ITHANET sought to bring all that 'hidden' knowledge to light, to educate researchers about e-Infrastructures and encourage the development and deployment of appropriate tools and technology.
The potential for the internet and allied technologies to unlock undreamed-of knowledge and experience that already exists is enormous, but the challenges are considerable, too.
"Initially, we wanted to use an excellent, open source platform for our primary network, and for videoconferencing, but it required some technical knowledge and setting up at each site [but without the right IT support] it was not practicable," recalls Lederer.
Better bandwidth
So they moved to a proprietary, more expensive, videoconferencing solution, which partially tackled the bandwidth issues. Bandwidth on the server side (at source) was fine, but bandwidth at the destination needed to be improved.
The team also set up courses and seminars using live webcasts and streaming video, where participants could pose questions in real time, during the live sessions, or via a blog after the streaming sessions. These were more successful.
The team also set up the ITHANET Portal for the central collection of data and easier communication of breaking news and events about the disease, and that remains live today. The forums, in particular, were very popular and led to many fruitful exchanges about particular, or very rare, cases of the disease.
Finally, in a continuation of the ITHANET project, a wiki and database have been set up which, over time, will integrate all the data, terminology, protocols and guidelines to identify and treat particular instances of thalassaemias.
Accelerated learning
"We really learned a lot during the project," Lederer relates. "[One time] we got all the experts together to discuss the way forward, and talk quickly went from e-Infrastructure to all sorts of different research projects they could set up."
That sort of face-to-face exchange and networking is important, suggests Lederer, but it would not have been be possible without the the virtual interaction made possible by ITHANET, stimulating the use of available and emerging e-Infrastructure technologies.

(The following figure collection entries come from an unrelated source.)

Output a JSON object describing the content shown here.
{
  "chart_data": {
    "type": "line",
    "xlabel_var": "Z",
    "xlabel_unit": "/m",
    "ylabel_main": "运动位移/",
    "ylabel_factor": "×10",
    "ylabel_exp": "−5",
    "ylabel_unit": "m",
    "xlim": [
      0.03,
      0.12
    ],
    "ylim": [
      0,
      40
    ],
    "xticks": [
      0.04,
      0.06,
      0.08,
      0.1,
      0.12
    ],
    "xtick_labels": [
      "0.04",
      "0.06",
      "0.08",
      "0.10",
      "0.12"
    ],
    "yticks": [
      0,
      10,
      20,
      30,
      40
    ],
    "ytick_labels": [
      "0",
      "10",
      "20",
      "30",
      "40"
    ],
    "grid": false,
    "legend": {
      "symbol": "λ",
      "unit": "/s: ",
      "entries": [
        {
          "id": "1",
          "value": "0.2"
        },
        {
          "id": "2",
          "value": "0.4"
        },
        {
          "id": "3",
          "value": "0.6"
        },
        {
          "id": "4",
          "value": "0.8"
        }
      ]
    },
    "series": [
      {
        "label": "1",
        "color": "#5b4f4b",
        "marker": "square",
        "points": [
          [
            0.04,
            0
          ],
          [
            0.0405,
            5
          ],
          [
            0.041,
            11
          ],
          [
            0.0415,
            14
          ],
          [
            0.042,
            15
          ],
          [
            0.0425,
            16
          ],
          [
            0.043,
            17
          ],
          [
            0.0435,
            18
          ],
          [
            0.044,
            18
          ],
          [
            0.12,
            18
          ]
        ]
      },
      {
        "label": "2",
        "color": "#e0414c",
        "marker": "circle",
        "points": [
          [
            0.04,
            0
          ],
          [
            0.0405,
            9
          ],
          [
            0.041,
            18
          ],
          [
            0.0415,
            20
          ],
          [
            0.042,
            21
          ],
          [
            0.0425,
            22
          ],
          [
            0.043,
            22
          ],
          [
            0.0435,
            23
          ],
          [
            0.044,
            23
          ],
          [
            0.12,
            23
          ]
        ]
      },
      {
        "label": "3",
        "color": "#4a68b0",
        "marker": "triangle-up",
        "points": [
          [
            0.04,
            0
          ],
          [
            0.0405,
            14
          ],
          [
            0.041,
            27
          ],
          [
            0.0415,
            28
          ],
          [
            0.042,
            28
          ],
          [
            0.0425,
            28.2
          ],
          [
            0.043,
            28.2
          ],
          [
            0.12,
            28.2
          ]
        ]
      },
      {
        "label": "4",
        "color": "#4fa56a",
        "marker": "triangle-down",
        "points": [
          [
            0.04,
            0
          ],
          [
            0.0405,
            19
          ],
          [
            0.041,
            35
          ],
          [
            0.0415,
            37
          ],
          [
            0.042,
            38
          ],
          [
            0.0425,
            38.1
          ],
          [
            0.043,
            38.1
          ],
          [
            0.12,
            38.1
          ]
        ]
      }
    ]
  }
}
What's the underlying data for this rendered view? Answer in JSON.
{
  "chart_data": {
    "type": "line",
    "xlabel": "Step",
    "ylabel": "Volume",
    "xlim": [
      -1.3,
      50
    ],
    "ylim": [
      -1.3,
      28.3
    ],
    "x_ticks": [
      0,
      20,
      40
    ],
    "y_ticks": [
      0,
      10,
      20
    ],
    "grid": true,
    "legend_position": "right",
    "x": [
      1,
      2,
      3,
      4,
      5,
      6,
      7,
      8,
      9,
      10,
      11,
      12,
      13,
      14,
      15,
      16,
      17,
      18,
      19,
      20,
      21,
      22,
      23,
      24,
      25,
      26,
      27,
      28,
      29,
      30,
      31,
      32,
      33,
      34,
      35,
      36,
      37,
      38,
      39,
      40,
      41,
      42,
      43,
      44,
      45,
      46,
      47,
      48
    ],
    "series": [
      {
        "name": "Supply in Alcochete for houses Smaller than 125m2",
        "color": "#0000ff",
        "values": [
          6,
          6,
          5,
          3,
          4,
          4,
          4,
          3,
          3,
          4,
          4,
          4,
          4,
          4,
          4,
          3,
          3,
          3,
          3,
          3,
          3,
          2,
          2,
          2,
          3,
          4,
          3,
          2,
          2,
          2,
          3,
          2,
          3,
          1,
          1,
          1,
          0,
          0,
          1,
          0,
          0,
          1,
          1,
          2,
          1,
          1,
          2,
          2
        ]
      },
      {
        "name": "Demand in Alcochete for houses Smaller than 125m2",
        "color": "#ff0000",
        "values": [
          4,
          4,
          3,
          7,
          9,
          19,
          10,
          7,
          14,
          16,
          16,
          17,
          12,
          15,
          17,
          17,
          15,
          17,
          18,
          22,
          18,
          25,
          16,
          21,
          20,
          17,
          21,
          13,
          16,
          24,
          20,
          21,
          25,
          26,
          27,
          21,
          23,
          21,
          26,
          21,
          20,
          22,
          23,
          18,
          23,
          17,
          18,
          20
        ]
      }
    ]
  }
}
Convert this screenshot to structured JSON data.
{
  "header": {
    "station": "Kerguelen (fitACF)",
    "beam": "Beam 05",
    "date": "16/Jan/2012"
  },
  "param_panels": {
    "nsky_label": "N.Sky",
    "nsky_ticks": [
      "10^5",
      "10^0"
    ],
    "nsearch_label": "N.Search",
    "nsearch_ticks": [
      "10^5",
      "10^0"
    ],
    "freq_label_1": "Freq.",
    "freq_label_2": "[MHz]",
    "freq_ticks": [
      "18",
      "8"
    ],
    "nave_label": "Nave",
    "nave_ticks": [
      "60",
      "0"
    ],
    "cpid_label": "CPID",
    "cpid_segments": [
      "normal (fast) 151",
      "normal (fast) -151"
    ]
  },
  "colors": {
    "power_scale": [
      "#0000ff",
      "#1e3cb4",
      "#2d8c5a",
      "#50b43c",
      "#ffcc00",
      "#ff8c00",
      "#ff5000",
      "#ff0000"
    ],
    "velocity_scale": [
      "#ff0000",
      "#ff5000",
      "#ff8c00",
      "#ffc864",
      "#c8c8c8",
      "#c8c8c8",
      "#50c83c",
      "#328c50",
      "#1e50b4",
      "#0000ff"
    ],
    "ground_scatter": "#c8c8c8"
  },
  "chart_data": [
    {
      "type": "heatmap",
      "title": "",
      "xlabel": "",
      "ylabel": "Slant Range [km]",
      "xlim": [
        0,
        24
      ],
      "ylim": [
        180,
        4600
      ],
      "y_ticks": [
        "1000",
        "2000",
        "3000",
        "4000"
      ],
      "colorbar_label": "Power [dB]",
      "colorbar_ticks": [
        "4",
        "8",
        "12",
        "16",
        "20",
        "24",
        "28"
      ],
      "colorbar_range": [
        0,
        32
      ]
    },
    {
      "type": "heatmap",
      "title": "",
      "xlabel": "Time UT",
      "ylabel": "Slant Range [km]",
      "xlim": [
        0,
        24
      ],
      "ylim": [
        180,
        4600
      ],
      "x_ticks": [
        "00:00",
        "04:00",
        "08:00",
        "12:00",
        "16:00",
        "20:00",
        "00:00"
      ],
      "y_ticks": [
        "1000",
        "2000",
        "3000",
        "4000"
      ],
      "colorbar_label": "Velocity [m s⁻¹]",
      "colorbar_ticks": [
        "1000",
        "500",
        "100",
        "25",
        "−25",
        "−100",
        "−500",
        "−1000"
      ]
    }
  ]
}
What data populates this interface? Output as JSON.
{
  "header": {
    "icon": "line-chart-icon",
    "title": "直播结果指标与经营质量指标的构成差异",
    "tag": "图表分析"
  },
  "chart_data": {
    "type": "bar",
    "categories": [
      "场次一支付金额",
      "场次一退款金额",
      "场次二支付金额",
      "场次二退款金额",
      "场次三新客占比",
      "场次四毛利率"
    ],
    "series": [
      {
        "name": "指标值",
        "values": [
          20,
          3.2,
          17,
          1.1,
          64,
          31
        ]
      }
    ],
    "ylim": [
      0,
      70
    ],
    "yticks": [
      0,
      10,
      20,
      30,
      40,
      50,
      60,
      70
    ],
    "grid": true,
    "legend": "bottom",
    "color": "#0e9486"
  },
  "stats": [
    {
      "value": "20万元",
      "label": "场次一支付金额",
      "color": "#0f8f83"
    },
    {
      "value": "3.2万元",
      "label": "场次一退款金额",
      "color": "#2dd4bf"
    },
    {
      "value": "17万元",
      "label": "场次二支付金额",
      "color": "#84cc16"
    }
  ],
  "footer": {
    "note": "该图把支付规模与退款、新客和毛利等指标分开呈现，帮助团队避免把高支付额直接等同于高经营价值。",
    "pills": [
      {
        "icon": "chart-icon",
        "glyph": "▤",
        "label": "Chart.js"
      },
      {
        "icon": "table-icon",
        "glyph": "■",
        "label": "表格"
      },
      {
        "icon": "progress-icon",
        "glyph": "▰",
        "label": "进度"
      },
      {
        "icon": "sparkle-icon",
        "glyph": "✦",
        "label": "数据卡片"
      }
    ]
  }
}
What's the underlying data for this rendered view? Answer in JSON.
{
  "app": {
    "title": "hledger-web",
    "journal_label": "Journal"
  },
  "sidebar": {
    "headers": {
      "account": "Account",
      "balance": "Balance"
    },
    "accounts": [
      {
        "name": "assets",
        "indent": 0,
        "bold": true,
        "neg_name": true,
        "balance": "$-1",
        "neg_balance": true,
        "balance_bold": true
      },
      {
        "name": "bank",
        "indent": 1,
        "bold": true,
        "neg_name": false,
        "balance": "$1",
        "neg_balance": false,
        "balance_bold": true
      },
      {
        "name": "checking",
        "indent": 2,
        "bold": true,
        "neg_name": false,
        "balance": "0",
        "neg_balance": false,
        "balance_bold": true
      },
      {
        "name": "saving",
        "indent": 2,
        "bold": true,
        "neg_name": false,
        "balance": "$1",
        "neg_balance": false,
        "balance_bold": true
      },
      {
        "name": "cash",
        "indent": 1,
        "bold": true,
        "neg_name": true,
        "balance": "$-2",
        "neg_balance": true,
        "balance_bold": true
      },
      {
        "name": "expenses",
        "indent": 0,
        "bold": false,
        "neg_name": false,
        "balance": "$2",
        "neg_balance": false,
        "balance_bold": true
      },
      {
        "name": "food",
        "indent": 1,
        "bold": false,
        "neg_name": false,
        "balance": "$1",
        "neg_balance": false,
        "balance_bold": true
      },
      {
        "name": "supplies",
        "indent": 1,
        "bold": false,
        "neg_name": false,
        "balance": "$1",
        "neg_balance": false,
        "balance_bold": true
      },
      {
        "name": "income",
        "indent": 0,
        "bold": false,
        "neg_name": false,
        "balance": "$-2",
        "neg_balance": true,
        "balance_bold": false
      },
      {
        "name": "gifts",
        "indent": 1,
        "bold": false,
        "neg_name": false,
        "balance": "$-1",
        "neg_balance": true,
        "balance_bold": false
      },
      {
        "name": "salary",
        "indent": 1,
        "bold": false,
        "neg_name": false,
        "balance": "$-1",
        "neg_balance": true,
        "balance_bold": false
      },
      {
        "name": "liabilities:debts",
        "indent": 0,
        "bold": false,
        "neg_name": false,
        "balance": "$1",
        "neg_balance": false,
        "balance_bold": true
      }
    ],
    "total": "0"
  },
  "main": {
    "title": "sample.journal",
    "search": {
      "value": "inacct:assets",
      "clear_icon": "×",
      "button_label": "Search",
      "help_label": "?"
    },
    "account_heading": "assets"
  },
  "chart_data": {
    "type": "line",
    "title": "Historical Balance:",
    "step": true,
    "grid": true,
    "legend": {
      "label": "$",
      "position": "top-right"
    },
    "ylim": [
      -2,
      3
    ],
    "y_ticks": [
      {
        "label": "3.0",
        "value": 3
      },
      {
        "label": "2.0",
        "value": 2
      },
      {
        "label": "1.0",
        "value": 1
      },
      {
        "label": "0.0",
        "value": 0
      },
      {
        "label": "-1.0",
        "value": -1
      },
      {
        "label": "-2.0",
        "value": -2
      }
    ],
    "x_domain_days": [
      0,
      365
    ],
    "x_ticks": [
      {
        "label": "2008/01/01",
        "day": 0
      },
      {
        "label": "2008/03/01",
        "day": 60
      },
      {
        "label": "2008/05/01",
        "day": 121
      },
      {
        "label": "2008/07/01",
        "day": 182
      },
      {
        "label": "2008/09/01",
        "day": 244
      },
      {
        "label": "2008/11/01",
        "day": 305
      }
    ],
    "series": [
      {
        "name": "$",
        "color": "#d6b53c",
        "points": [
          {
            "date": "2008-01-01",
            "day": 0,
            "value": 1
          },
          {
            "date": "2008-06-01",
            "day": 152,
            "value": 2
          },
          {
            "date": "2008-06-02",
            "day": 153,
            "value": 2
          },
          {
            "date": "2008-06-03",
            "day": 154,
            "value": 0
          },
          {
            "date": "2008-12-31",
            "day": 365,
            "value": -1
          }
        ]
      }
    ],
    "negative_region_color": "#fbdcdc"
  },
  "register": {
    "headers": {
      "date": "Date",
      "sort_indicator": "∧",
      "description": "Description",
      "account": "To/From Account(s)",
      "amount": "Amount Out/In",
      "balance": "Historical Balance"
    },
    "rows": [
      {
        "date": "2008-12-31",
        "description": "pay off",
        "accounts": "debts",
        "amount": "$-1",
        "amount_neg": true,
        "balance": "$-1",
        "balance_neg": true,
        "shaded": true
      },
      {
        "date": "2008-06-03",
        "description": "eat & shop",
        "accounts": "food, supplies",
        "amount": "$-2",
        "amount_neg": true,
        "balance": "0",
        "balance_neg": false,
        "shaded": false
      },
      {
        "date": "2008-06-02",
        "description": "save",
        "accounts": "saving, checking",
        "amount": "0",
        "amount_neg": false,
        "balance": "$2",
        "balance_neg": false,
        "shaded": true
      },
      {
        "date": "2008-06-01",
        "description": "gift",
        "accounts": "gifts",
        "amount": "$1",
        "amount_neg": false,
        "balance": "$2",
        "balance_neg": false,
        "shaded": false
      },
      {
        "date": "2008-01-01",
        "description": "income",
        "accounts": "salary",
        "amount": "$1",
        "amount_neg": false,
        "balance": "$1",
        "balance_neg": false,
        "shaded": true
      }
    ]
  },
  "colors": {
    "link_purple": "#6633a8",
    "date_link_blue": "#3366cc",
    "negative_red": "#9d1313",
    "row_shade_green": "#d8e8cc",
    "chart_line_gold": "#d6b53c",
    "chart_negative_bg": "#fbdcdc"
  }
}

The enthusiasm of the participants demonstrated that there is a need and a real value in providing exactly the kinds of infrastructure that ITHANET developed. It underlined the value of a 'networked expertise' paradigm, where the most learned in a particular topic hold a global conversation from wherever they are located in the world.
Pioneering and ambitious
The ITHANET project was a pioneering and ambitious attempt to put that paradigm into practical use for a relatively obscure disease in very challenging circumstances, where often the fundamental infrastructure and familiarity with technology is missing.
But its success demonstrated that these types of networks have enormous potential. ITHANET's work could be applied not only to any haemoglobinopathy, but to any disease. It is even a potential early start towards cheaper, very large-scale epidemiological studies.
Epidemiological studies are invaluable, but they are enormously expensive to run and require huge cohorts to reveal real trends. Ultimately, projects like ITHANET could be the precursor to population-wide epidemiological studies using digital patient records, case notes and research.
ITHANET developed and executed a very ambitious programme and learned many of the fundamental lessons. In the process, it offered a tantalising glimpse of a very compelling future.
The ITHANET project received funding from the Sixth Framework Programme for electronic infrastructure development and is presently maintained with funding from the Research Promotion Foundation of Cyprus.